Rebâtir des ponts
CARLETON-SUR-MER, juillet 2018 – Le pont enjambant la rivière Cascapédia a rouvert début juin. Dommage que les ponts tissant nos relations avec nos frères et sœurs autochtones ne soient pas aussi faciles à rebâtir. Avouons que les efforts de rapprochements de part et d’autre sont plus sentis depuis quelque temps. Francophones, anglophones et Micmacs doivent travailler ensemble pour assurer l’avenir du pays gaspésien.
Le mois de juin, le 21 plus précisément, coïncide avec la Journée nationale des peuples autochtones. En remontant l’histoire, on découvre que l’Homme blanc a construit d’étranges relations avec les autochtones.
En octobre 1760, la Nouvelle-France n’est plus. Grands vainqueurs, les Britanniques s’en emparent, mettant la main sur un énorme territoire et ses richesses.
Après la Conquête, les Premières nations du pays, présentes sur le territoire depuis des millénaires, sont bousculées. La proclamation royale de 1763 devient la première déclaration des droits des Indiens. Au départ, les échanges entre les Britanniques et les Autochtones se déroulent à l’amiable. L’attitude de sa Majesté change lorsqu’elle n’a plus besoin d’eux, ce qui survient vers les années 1820 avec le déclin du commerce des fourrures.
Au tournant des années 1850, les Premières nations sont stationnées sur des « réserves », solution mise de l’avant par le gouvernement colonial pour s’accaparer leurs terres.
En 1867, nous assistons à l’adoption de l’Acte de l’Amérique du Nord britannique, qui donne naissance à la Confédération canadienne, toujours en vigueur aujourd’hui. Le gouvernement fédéral se donne alors le droit de légiférer en matière d’« Indiens » et de « terres réservées aux Indiens ».
En 1876, l’Acte des Sauvages, renommé plus tard Loi sur les Indiens, est adopté et ce, sans consulter les principaux concernés, sans se soucier de leur histoire. Parce qu’ils en ont une! En les condamnant à vivre sur un territoire restreint, on tente de tuer l’Indien en eux.
La Loi sur les Indiens
Le texte de cette loi, au ton très paternaliste et qui ne cache pas la volonté d’assimiler les Autochtones, encourage les premiers habitants de ce pays à quitter leur statut et leurs cultures traditionnels pour intégrer la société canadienne. Le gouvernement perçoit les Indiens comme des êtres à protéger et à prendre en charge, leur donnant un statut équivalant à celui des enfants mineurs.
La loi « protège » un peu l’Indien, mais elle interdit surtout : par exemple d’effectuer des cérémonies traditionnelles et de porter des costumes ancestraux. Désormais, c’est l’État fédéral qui décide qui est un Indien et qui ne l’est pas. On souhaite « émanciper » l’Indien en échange de certains droits.
Cette émancipation se réalise par la menace constante de perdre leur statut d’Indien pour devenir des Canadiens sans aucune distinction. À preuve, cette vieille loi stipule que tout membre d’une première nation perd son statut d’Indien le jour où il reçoit un diplôme universitaire, ou s’il devient médecin ou avocat. Tout pour les infantiliser, les assimiler. Cette loi permet au gouvernement d’intervenir en matière d’identité, de structures politiques, de gouvernance, de pratiques culturelles et d’éducation, d’où les pensionnats et les écoles déconnectés de leur réalité.
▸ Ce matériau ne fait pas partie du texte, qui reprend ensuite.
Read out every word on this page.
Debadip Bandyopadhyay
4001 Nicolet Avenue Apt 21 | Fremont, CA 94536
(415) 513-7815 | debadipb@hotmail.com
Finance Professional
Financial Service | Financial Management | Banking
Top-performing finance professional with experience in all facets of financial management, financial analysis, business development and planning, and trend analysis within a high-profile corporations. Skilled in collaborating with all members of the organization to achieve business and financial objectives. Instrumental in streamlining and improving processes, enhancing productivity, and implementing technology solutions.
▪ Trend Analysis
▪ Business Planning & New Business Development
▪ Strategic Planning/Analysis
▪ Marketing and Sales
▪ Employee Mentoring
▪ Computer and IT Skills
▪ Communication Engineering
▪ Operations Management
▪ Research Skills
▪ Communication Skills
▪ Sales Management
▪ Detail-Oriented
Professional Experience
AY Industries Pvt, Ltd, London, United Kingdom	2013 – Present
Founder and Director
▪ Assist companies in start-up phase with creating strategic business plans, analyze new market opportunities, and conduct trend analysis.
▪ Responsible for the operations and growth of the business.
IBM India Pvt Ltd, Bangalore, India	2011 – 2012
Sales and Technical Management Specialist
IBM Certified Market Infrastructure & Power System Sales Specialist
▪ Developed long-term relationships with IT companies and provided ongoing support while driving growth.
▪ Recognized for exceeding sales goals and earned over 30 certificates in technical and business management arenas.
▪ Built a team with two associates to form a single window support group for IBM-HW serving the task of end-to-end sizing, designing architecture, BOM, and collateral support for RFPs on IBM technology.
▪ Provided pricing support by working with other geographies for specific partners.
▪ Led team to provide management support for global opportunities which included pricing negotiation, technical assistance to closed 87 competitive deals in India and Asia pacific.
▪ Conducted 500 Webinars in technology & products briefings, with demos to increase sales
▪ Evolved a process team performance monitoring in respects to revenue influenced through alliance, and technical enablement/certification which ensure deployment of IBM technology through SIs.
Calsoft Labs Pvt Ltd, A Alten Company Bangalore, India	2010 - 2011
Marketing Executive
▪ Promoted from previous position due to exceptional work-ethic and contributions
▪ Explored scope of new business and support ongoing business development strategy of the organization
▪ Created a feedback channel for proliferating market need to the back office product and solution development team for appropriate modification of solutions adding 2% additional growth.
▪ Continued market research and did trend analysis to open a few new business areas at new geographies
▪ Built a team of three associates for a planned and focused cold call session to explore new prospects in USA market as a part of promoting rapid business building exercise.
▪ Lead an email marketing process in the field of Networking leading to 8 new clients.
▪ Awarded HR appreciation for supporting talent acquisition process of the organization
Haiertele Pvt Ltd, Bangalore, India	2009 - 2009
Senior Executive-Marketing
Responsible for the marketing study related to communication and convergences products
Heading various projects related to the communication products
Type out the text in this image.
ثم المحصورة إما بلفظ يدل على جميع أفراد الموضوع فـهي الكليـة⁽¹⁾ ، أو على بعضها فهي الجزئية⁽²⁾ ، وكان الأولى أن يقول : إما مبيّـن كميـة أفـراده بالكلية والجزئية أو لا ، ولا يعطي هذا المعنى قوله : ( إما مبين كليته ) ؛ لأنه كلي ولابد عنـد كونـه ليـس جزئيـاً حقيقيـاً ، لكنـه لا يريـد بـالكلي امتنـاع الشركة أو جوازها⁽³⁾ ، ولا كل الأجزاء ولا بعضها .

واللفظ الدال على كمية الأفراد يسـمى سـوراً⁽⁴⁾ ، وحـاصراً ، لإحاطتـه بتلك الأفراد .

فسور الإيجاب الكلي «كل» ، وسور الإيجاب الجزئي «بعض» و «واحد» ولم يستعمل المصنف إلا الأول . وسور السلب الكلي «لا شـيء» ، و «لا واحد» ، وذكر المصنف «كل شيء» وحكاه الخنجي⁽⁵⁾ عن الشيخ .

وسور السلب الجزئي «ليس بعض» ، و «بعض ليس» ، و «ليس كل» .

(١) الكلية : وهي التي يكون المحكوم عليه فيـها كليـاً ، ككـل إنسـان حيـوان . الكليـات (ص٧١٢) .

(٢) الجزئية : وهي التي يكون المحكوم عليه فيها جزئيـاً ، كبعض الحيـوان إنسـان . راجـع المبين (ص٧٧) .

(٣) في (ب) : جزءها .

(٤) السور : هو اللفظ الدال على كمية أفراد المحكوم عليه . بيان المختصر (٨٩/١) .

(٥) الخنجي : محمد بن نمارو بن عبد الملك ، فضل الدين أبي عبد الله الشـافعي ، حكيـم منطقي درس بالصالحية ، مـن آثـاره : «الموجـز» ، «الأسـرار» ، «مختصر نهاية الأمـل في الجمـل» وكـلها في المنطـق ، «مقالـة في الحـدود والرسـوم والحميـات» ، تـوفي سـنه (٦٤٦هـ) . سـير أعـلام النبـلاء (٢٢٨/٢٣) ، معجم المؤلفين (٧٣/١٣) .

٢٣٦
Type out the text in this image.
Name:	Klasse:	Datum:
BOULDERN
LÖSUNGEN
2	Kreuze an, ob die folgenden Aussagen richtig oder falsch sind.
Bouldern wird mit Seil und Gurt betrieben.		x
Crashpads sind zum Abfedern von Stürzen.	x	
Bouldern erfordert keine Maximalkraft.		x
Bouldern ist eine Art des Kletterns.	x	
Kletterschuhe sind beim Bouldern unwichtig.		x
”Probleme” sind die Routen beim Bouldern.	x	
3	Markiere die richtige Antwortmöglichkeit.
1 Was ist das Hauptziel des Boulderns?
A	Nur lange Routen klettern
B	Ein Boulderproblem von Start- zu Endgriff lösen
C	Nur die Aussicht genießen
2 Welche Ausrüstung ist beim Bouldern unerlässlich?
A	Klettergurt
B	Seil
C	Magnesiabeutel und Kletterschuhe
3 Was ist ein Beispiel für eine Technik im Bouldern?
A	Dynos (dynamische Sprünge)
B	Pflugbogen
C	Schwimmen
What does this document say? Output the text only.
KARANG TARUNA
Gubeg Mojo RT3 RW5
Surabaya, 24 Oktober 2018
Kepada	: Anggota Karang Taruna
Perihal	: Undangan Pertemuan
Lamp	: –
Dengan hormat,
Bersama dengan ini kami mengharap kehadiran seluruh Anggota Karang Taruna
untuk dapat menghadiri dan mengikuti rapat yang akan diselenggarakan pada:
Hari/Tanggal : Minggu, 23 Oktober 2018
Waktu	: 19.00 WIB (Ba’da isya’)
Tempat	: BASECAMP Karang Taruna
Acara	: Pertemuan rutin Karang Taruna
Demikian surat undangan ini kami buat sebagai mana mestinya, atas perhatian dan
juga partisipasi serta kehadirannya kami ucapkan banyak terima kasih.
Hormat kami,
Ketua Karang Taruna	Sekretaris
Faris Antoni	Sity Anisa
À partir des années 1950, l’État canadien réforme cette loi archaïque pour lui retirer les restrictions à caractère assimilant. Pendant près d’un siècle, interagir avec des non-Autochtones signifiait pour les Premières nations le risque de perdre leur statut, donc de perdre le peu de droits que leur confère cette loi. Pourtant, on ne réforme pas l’article qui stipule que la femme qui se marie avec un non-Indien perd son statut, contrairement à l’homme.
Peut-on imaginer que les Autochtones obtiennent seulement le droit de vote au fédéral en 1960 et au provincial en 1969? À la lumière de ces faits, on comprend plus facilement tout ce climat de méfiance et ces préjugés que nous cultivons depuis si longtemps.
Il est grand temps que nous reconstruisions ces ponts, ceux dans nos têtes et dans nos cœurs.
NOTE SUR L’AUTEUR
Pascal Alain est né et habite à Carleton-sur-Mer. Historien de formation, il est aussi détenteur d’une maîtrise en développement régional. Œuvrant professionnellement dans le secteur municipal, il est l’auteur de plusieurs conférences sur l’histoire et le développement régional. Il est aussi l’un des membres fondateurs du GRAFFICI.